Until then, Bitcoin remains vulnerable to further volatility as traders reposition and sentiment remains fragile.

Trader and analyst Mark Cullen warned that liquidity resting lower down the chart “could prove too tempting,” hinting that Bitcoin may not be done testing support zones.

That caution was echoed by trader CrypNuevo, who noted that “this could be one of the most difficult trading weeks of Q4,” citing the potential for a choppy and uncertain environment.

BTC/USDT 12 hour price chart. Source: CrypNuevo on X.

“That makes me think we might be in a range-bound environment; therefore, I should be aware of a potential range lows retest,” he added.

Adding to the bearish tone, some analysts are beginning to question whether the bull market itself may be fading.

According to market analyst CryptoBullet, Bitcoin’s recent price action closely mirrors the pattern seen at the 2021 bull market top.

Bitcoin needs to hold above the $106,000 level, according to fellow market analyst Yimin X, who based his outlook on Elliott Wave projections and key Fibonacci retracement zones.

“If this support holds, the setup remains constructive for the next impulsive leg higher,” the analyst wrote.

BTC/USD 1-day price chart. Source: Yimin X on X.

However, a decisive break below this zone could signal a deeper correction, invalidating the current structure and potentially opening the door to lower Fibonacci extensions around $103,000 or even $100,000.

At press time, Bitcoin had already broken below the key $106,000 support zone and was trading around $105,880, down nearly 4% over the past 24 hours. 

As such, the risk of further downside has increased, with price now drifting closer to the next high-volume node near $103,000, a level that also aligns with the 0.9 and 1.0 Fibonacci extension levels from wave (i) in Yimin X’s Elliott Wave framework.

Top altcoin gainers of the day

Over the past 24 hours, the combined market capitalisation of all altcoins climbed from $1.59 trillion to an intraday peak of $1.62 trillion, before pulling back to around $1.54 trillion, down 3.1% over the day at press time.

Despite the brief surge, overall sentiment across the altcoin landscape remains cautious.

This is reflected in the Altcoin Season Index, which gauges how the top 100 altcoins are performing relative to Bitcoin. 

At the time of writing, the index stood at just 27 and has failed to break above the 40 mark since mid-October, a clear signal that altcoins continue to lag behind the broader crypto market recovery.

Ethereum (ETH), the largest altcoin by market cap, initially tested the $3,900 psychological resistance but faced rejection at it as bears dragged it down to $3,700, down 3.7% over the day. 

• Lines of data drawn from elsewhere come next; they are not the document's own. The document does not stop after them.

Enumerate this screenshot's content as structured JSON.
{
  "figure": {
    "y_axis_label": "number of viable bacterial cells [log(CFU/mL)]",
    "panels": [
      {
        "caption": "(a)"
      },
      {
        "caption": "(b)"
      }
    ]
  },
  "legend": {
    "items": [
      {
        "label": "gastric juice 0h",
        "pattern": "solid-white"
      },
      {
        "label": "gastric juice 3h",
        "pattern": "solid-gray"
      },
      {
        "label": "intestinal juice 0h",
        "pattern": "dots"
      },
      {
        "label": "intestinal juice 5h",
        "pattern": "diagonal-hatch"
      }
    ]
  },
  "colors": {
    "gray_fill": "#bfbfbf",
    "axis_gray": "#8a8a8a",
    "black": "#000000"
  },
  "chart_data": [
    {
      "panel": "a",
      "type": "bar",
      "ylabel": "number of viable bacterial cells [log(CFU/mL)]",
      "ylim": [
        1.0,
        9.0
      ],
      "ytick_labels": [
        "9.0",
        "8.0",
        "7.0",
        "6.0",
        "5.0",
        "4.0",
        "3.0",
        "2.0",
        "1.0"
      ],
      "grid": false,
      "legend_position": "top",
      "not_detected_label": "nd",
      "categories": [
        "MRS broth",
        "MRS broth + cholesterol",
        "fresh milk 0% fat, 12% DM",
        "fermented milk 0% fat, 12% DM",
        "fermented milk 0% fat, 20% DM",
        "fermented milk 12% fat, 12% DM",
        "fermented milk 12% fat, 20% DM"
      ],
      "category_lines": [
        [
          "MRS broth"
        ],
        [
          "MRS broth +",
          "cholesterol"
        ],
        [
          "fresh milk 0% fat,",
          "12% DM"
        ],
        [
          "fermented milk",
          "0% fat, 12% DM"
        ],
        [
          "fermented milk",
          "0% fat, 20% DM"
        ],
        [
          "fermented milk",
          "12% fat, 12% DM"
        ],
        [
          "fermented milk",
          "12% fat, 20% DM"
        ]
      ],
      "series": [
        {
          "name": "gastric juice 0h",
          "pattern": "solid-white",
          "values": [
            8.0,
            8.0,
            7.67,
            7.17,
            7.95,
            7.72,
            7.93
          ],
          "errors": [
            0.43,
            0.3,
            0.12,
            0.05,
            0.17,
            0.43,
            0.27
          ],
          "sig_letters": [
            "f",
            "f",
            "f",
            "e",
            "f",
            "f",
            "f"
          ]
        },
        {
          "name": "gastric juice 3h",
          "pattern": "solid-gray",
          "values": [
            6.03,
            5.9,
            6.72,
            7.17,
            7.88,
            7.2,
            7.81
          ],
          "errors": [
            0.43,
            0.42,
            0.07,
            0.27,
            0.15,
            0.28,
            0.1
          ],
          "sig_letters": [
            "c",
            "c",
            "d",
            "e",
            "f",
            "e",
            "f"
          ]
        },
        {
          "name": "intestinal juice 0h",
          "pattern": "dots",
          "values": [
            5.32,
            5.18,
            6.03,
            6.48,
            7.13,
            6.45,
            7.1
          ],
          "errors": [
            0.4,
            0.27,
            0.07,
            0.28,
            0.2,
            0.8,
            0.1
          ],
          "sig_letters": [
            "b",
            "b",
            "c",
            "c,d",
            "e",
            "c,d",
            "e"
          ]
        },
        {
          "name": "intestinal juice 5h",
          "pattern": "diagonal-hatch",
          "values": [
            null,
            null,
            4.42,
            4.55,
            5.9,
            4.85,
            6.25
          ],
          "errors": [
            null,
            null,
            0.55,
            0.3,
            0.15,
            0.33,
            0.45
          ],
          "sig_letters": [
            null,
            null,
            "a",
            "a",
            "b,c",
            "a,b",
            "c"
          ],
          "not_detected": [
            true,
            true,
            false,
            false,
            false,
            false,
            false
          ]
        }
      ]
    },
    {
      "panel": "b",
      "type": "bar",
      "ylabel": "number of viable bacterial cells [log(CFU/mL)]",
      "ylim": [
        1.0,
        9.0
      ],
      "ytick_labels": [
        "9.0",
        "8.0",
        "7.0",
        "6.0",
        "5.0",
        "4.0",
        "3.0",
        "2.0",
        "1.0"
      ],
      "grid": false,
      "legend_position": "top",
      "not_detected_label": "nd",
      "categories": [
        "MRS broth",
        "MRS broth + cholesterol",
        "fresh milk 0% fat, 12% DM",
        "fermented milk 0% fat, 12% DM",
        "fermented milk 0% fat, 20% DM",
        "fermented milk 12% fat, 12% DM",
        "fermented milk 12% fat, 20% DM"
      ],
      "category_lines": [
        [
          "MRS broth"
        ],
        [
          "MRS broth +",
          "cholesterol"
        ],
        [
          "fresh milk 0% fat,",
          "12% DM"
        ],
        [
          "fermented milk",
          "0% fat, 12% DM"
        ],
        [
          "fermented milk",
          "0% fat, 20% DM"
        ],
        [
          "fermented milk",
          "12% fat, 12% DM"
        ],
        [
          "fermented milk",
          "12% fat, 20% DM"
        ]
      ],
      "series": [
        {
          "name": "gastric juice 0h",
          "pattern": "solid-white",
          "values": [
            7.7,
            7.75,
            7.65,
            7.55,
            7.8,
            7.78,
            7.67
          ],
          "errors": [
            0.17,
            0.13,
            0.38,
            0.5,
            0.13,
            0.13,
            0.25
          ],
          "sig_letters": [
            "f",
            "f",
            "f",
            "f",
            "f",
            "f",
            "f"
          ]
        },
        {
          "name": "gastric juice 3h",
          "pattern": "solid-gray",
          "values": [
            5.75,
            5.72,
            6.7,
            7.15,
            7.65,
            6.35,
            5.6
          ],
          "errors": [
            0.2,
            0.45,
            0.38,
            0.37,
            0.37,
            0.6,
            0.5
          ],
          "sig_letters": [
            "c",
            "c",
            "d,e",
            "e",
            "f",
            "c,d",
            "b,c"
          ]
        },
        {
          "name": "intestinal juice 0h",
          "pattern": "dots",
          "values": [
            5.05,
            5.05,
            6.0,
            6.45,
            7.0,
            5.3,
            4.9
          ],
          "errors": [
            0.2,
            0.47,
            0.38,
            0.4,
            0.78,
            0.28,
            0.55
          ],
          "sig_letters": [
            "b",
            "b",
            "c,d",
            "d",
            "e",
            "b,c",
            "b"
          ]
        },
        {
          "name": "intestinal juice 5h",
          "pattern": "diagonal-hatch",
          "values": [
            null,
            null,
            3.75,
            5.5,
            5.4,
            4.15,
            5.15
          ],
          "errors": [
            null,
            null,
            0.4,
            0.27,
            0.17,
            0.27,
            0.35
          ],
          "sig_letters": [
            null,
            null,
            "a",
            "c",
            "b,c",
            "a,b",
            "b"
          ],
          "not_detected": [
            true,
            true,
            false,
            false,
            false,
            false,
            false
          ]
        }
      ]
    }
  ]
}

Other large-cap altcoins such as XRP (XRP), BNB (BNB), Solana (SOL), and Dogecoin (DOGE) recorded losses ranging between 3-6% respectively.

Only three of the top 99 leading altcoins managed to stay in the green amid a widespread market downturn. 

MemeCore (MEME) led the resilience pack with a modest 2.24% gain, while Official Trump (TRUMP) followed with a 1.1% uptick.

Zcash (ZEC) also held firm, closing the day with nearly a 1% increase, a rare show of footing in an otherwise red-drenched market.